Accordingly, interferon beta can have anti-inflammatory and pro-inflammatory
effects depending on the disease (stage), dosage and administration route. A
dual mode of action in inflammation is also known for interferon gamma [13]
[14]
[28].
Relative to the infections with the novel coronavirus SARS-CoV-2, it will be
interesting to learn the results of interferon studies planned or just started
in China (ClinicalTrials.gov, search terms: “coronavirus” and
“interferon”). In some of these studies, the patients receive a
recombinant interferon alfa or beta preparation via oral spray or inhalation,
respectively, possibly leading to a much higher drug concentration in the
affected organ than with the “standard” SC or IM administration
of different interferons previously used in SARS and MERS (see above). In a
patient with COVID-19, however, the inhalation of interferon alfa-2b given
together with lopinavir and ritonavir tablets did not prevent his lethal outcome
[84].
Concluding remarks
The therapeutic role that interferons can play in the treatment of coronavirus
infections has still to be determined. Interferons are potent inhibitors of
virus replication as shown in several cell culture and animal experiments (see
above). Thus, interferons have been used and should also further be considered
in the treatment of coronavirus infections. However, due to their pleiotropic
effects and possible different actions depending to a large extent on the immune
status, the outcome of any clinical application of interferons is often hard to
predict [18]
[21].
The relevance of results elaborated in cell culture or animal models needs to be
scrutinized relative to various factors with impact on the specific clinical
scenario. For example, the window for a supposed successful therapeutic
administration of interferon after onset of symptoms but prior to the peak of
virus replication is very different in humans and experimentally infected mice
or monkeys. Furthermore, the peak for virus replication is generally unknown in
patients. Also the comparison of the results obtained in one animal model with
those found in another one is difficult due to differences in animal species,
delivery route, dose, start, frequency and duration of administration,
interferon subtype and/or active viral antagonism of innate immunity
[52]
[53]. In addition, there are still further
aspects to be considered if findings in the different animal models studying
antivirals for coronavirus infections are assessed [87].

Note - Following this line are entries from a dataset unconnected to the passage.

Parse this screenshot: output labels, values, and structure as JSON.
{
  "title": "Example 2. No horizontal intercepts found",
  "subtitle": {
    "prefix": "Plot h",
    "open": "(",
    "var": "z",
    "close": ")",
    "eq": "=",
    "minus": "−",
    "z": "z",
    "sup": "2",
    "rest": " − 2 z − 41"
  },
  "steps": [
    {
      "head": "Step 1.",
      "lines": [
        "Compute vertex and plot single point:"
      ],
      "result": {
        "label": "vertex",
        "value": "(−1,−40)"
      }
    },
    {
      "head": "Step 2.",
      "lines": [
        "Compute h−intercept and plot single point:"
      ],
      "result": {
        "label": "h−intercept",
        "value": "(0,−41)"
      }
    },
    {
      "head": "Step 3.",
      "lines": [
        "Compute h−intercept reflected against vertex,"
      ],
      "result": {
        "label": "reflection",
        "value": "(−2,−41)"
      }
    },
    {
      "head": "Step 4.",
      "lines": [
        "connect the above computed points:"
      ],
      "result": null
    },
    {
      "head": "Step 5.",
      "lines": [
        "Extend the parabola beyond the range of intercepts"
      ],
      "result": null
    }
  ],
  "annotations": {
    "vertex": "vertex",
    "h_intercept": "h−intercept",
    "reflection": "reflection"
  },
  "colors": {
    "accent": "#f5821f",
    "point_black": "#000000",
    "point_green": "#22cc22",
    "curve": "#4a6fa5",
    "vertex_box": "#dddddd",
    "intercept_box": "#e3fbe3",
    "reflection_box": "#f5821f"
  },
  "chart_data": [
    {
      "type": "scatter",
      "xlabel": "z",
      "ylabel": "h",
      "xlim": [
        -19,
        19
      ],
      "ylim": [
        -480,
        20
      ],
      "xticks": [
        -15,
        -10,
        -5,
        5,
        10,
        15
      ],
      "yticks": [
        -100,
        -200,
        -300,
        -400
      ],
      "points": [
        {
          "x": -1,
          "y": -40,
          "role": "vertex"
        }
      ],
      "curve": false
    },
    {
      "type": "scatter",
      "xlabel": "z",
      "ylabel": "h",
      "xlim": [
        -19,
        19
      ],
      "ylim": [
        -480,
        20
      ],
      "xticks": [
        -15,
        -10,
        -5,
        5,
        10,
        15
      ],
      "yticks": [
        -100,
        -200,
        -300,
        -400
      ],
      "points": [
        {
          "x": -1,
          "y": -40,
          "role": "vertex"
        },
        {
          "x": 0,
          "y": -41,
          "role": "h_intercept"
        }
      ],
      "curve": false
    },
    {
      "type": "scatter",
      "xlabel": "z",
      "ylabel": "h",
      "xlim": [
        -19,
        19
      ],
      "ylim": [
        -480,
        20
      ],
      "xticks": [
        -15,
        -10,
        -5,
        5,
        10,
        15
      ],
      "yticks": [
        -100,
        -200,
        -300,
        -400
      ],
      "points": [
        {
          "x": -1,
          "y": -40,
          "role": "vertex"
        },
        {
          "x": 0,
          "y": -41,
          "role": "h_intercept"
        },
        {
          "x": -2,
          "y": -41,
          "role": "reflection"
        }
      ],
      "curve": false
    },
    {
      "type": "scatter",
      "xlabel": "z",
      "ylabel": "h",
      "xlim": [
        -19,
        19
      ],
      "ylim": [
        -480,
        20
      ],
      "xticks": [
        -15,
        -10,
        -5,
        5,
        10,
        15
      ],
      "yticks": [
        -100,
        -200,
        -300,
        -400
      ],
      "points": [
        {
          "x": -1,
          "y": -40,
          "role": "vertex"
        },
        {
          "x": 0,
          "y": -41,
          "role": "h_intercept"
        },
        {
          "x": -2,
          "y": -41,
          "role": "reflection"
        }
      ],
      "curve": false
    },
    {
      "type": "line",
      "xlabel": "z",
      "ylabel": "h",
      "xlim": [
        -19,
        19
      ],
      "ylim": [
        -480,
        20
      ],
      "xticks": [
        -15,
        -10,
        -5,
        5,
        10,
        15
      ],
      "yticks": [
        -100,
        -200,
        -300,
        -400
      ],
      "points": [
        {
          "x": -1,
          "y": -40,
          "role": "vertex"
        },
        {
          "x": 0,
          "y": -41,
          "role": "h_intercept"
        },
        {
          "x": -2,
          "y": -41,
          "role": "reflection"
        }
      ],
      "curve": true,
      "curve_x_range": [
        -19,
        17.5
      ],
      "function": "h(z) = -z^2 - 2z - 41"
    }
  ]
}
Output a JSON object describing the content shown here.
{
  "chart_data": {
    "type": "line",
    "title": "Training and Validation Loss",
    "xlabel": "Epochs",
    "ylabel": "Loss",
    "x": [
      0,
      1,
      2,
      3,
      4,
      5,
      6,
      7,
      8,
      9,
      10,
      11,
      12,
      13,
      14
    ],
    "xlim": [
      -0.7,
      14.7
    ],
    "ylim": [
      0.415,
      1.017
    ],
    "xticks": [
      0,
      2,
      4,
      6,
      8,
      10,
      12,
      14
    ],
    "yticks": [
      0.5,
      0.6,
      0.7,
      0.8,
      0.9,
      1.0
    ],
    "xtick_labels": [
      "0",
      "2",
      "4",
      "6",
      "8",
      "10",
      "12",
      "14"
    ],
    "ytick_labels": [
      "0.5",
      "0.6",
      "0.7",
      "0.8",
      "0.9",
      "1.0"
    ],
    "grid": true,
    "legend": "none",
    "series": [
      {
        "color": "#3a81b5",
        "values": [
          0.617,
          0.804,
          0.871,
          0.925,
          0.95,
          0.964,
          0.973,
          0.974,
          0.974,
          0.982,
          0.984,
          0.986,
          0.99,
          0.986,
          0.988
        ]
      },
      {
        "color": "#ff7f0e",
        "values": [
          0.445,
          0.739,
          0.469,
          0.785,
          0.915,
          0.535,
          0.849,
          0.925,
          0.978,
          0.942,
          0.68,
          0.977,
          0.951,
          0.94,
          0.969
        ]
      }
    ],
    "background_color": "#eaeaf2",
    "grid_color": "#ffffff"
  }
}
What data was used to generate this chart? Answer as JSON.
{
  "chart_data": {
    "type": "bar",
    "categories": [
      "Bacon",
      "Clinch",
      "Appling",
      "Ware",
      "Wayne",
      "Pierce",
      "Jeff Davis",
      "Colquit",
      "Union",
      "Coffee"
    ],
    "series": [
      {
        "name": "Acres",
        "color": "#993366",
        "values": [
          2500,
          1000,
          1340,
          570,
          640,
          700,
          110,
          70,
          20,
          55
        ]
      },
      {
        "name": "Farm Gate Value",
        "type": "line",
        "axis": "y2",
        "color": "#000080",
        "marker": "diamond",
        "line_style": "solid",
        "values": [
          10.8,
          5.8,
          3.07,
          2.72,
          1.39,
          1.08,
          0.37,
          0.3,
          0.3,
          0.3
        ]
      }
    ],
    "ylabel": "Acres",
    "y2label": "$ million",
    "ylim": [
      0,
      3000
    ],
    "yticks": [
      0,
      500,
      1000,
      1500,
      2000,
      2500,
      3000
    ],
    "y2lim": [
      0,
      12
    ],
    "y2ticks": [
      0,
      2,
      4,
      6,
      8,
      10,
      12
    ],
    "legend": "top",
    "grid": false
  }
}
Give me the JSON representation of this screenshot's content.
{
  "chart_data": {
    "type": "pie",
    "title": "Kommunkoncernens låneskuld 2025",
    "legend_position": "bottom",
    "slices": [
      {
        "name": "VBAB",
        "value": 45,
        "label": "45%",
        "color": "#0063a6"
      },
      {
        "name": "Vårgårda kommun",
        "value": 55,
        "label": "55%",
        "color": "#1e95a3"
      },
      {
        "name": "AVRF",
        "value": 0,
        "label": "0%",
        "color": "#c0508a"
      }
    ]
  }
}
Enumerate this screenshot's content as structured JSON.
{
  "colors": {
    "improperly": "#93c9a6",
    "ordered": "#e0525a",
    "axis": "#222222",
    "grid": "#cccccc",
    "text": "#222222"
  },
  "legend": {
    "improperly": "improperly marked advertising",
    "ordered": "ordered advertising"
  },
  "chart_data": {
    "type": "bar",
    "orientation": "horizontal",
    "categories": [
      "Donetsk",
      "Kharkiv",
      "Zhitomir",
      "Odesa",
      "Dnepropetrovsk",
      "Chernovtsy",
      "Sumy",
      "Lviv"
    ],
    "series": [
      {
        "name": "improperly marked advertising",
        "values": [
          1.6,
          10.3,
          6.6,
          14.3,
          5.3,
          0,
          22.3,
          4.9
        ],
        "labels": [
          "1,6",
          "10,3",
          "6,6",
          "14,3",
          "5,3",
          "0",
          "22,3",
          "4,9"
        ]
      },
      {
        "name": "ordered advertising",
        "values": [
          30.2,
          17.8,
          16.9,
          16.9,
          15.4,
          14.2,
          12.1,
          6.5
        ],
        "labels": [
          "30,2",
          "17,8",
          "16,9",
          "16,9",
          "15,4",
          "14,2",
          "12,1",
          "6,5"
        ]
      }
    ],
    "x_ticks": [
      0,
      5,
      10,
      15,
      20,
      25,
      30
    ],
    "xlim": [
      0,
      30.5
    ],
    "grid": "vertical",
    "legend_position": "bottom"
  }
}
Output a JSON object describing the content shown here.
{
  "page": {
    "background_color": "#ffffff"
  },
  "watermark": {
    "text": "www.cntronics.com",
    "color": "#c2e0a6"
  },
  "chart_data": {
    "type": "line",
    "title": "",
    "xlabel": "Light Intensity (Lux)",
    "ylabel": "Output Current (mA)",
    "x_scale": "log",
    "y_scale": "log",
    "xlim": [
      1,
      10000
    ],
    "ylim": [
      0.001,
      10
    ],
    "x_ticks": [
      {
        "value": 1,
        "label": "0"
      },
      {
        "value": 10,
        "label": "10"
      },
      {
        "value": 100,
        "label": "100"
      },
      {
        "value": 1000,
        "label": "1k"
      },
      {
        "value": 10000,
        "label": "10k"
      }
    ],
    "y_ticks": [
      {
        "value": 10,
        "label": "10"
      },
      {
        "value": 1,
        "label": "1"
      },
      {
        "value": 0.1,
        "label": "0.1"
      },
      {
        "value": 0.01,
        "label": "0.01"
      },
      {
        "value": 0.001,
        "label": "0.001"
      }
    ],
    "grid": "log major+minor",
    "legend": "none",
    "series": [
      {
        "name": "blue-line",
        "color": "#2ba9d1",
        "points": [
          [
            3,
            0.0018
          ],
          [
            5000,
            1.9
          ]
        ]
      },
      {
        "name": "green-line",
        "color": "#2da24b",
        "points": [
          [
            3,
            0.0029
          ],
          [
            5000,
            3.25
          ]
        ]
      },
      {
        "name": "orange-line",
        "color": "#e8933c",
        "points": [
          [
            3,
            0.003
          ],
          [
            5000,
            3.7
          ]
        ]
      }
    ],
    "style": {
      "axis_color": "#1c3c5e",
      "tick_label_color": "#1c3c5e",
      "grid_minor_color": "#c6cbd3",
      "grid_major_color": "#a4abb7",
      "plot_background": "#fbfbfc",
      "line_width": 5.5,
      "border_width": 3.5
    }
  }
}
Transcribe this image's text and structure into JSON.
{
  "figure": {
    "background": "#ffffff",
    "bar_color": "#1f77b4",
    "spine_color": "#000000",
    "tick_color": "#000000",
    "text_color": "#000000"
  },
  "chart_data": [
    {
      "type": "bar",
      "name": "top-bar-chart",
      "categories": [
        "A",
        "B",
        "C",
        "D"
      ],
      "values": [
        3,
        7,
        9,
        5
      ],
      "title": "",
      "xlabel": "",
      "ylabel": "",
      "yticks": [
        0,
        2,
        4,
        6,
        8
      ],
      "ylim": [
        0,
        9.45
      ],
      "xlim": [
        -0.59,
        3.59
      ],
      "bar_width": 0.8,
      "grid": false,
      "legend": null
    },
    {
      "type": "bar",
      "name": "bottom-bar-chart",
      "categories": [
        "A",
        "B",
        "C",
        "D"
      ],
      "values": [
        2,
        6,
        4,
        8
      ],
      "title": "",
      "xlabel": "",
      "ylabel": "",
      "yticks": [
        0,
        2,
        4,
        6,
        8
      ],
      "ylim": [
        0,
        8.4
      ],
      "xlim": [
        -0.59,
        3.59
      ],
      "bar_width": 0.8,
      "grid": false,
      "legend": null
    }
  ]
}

A therapeutic regimen successfully used with an interferon in one human disease
might not be effective or tolerated in another one or another stage of the
disease. That could be the reason for the reported failure of interferon
treatment in SARS and MERS where low-dose and medium-dose regimens were applied
as approved for virus hepatitis and multiple sclerosis. In the past, high-dosed
native interferon beta given by the IV route was successfully used for the
treatment of various acute viral diseases. As to recombinant interferon beta-1a
the MTD for a high dose IV administration has already been determined. It
remains an open question if this dosage is therapeutically effective in severe
coronavirus infections and if it can safely be applied in patients with a poor
survival prognosis at an early stage of their disease.